The victims are in particular foreign ministries of the countries of the Association of Southeast Asian Nations (ASEAN), as well as research organizations and foreign trade missions based in Taiwan and Hong Kong.
Infected emails
The attack, carried out via infected emails, managed to detect a breach in tools for filtering and analyzing emails and their attachments, software from the Barracuda company.
The intrusion, which began as early as October 2022, was detected in May, and the group of attackers continued their work to try to maintain their access to the systems despite attempts to plug the digital breach, according to Mandiant. “We continue to see evidence of malicious activity” in some systems, Barracuda said in a statement Thursday.
The early 2021 hack of Microsoft Exchange, attributed to a group of Chinese hackers backed by Beijing, had affected at least 30,000 American organizations, including businesses, cities and local communities in the United States. Several US federal agencies are also among the entities targeted by a visibly distinct cyberattack, reported the American channel CNN on Thursday.
“A cybersecurity alert”
Contacted by AFP, the spokesman for the National Security Council of the White House, Adam Hodge, indicated that the American cybersecurity agency (CISA) and the federal police (FBI) had “issued a cybersecurity alert […] to help businesses and government agencies quickly identify and fix vulnerabilities.” -he adds.
Western countries are increasingly worried about Beijing’s maneuvers in cyberspace. At the end of May, the United States and its Western allies accused a Chinese-sponsored “cyberactor” of infiltrating American “critical infrastructure”. Beijing had then firmly denied and denounced a “disinformation campaign”.
And on Thursday, the European Commission deemed Chinese telecoms equipment providers Huawei and ZTE a security risk to the EU and announced that it would no longer underwrite mobile phone services relying on Huawei’s hardware. these companies.

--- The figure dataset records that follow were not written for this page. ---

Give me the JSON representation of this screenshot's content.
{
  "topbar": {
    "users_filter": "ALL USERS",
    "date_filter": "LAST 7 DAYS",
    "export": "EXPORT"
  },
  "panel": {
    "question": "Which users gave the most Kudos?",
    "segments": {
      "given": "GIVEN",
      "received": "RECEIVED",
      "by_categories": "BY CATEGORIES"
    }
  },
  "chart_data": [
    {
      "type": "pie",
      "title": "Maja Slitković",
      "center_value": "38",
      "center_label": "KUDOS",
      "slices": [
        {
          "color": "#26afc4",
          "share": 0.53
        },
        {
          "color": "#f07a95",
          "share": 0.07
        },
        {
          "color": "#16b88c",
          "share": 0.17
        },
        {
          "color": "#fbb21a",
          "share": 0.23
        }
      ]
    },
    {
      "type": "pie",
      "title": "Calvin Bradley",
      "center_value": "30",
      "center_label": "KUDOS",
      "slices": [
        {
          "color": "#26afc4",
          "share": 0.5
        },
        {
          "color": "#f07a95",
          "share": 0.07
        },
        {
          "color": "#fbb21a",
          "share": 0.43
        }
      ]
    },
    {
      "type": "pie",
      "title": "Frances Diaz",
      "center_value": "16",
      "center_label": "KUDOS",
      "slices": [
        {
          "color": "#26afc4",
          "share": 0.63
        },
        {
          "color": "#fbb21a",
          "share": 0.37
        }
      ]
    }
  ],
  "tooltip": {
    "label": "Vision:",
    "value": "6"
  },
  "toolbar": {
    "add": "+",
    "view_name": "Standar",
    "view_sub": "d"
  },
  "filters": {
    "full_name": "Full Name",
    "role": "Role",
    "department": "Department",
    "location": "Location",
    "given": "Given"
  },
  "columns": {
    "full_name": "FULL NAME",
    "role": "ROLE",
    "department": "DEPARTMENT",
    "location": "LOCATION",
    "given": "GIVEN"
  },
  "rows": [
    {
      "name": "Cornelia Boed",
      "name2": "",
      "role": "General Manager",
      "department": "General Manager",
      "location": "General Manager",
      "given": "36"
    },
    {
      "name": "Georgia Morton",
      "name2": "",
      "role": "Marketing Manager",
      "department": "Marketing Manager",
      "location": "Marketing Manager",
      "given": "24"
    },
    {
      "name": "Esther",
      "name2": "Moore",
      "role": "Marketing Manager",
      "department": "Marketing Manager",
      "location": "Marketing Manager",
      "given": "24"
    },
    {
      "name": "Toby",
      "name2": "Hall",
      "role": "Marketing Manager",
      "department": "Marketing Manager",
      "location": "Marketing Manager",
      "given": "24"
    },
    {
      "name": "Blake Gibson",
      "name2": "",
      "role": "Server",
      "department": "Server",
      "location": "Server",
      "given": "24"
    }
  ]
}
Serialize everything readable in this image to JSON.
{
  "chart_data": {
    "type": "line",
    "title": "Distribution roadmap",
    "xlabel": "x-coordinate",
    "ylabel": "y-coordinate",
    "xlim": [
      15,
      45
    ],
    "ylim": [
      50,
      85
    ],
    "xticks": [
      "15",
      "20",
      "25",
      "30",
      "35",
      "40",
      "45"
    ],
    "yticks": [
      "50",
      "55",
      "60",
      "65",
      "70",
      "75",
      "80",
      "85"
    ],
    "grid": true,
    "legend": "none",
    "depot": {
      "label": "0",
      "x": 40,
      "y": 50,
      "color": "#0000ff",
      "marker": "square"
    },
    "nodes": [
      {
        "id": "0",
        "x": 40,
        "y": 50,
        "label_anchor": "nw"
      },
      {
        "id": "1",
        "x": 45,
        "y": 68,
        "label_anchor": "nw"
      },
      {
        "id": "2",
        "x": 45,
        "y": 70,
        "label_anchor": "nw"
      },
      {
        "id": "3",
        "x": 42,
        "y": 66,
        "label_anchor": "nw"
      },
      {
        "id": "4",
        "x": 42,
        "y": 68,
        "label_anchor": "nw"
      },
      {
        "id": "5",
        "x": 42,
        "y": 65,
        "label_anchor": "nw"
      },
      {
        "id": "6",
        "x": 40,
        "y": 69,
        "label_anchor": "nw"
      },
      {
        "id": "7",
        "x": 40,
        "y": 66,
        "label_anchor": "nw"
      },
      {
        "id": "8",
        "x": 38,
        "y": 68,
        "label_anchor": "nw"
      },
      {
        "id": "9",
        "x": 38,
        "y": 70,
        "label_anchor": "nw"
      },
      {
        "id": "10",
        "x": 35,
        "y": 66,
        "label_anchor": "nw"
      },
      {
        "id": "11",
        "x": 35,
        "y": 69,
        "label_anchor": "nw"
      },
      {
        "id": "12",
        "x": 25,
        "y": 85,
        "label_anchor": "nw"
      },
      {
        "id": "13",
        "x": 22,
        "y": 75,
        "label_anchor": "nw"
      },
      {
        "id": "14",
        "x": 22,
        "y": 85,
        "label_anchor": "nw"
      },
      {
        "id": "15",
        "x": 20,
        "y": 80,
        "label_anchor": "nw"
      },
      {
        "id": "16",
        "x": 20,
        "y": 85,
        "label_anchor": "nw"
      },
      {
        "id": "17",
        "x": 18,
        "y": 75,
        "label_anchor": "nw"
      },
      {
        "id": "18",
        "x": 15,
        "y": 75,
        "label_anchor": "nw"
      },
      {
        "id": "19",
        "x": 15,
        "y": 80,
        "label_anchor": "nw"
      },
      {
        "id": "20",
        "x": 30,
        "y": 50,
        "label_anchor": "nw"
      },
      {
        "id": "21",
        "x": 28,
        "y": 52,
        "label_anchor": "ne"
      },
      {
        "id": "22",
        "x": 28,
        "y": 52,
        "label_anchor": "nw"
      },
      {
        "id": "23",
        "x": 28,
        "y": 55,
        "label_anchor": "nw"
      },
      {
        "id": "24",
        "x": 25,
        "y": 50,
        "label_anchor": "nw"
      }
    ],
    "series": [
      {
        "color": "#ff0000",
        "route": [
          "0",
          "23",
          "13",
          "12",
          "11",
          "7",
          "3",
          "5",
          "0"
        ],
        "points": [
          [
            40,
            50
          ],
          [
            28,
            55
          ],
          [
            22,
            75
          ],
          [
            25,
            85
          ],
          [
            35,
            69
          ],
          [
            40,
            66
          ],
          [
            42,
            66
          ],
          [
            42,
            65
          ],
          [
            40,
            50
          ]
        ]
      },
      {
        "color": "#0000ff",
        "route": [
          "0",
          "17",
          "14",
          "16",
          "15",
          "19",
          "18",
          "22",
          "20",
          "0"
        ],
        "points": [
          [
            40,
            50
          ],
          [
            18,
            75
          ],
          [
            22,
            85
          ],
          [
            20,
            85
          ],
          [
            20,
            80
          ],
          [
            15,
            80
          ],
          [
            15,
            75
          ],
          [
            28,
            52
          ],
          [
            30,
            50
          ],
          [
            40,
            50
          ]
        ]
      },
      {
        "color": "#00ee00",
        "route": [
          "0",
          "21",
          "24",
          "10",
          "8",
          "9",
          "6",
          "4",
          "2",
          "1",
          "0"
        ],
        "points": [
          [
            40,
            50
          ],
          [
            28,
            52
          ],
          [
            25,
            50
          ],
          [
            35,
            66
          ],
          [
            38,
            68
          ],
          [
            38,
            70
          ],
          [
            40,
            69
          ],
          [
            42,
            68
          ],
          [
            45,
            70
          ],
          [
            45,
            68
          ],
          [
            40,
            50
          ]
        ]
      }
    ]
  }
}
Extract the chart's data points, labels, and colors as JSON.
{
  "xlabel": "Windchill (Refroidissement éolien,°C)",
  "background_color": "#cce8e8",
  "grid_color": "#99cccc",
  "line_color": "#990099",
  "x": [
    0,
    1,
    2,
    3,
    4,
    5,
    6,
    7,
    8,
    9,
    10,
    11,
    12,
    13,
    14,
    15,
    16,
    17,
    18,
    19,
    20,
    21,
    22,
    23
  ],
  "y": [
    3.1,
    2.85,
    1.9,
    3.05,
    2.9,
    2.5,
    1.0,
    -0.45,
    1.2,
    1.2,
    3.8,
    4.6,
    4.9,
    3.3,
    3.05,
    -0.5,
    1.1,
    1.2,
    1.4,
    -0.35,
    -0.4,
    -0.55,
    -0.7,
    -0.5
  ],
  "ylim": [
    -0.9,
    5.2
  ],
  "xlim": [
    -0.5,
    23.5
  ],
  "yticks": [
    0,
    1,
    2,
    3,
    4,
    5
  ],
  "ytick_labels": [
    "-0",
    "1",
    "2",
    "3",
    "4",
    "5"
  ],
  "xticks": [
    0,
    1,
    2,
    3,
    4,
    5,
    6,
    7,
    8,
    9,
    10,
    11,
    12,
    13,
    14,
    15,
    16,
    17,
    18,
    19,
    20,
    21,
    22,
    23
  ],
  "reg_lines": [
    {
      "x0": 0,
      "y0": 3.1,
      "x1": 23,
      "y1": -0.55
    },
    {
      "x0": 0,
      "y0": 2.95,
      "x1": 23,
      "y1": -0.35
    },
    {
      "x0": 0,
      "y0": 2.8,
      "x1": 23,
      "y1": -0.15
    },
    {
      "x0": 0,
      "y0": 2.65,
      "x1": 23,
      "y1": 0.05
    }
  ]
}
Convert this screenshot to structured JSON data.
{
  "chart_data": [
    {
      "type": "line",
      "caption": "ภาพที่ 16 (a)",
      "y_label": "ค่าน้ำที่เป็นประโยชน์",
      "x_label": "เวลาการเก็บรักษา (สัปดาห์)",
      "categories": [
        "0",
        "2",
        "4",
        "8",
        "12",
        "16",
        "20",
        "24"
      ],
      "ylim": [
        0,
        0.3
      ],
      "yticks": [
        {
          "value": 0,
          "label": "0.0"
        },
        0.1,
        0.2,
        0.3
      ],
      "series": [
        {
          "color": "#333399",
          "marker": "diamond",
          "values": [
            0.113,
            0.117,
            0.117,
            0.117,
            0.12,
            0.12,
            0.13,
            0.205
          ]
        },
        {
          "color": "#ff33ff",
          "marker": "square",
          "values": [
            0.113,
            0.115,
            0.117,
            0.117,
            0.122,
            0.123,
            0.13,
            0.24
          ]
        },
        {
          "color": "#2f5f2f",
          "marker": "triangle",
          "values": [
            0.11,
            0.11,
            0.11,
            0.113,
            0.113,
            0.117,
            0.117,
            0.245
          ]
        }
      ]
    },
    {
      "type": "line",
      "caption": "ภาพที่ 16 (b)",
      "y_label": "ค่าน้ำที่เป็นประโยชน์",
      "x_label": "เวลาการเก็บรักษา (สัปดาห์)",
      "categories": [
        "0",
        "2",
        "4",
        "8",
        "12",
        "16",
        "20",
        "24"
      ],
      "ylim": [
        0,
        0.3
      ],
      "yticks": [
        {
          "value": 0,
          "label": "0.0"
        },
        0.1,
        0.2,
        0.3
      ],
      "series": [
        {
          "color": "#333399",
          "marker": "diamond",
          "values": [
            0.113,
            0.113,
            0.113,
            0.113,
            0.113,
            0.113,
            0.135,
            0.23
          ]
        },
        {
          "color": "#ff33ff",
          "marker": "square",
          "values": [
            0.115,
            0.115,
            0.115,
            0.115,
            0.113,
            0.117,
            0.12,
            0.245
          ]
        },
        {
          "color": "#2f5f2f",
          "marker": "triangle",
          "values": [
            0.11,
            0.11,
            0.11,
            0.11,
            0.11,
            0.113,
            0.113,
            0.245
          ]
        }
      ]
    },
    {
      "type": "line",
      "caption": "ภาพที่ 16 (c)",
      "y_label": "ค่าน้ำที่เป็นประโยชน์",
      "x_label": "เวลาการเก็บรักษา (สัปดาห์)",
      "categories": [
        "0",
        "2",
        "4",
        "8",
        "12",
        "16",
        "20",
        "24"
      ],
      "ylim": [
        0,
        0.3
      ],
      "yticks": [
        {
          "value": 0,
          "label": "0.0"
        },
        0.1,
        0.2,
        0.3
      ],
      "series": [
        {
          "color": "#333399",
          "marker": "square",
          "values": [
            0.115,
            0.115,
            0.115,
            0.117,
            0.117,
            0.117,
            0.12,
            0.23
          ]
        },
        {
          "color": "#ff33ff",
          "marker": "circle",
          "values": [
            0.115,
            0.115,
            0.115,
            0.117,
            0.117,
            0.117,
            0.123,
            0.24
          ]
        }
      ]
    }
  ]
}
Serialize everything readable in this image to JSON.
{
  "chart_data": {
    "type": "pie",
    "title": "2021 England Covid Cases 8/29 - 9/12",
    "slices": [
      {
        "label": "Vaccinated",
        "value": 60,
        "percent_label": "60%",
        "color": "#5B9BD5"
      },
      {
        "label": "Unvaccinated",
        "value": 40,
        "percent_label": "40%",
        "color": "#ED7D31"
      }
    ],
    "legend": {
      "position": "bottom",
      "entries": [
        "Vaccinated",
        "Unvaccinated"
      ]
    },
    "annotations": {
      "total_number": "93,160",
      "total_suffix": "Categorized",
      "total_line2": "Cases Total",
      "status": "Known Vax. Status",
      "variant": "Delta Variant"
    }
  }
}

China regularly claims to be itself the victim of numerous cyberattacks. In September, she notably accused the United States of having carried out “tens of thousands” against her interests, some of which, according to her, allowed sensitive data to be stolen, in particular from a Chinese research university.
The release of Mandiant’s report comes days before US Foreign Minister Antony Blinken is due to visit China with the ambition of renewing dialogue with Beijing after several months of high tensions since the balloon incident in February.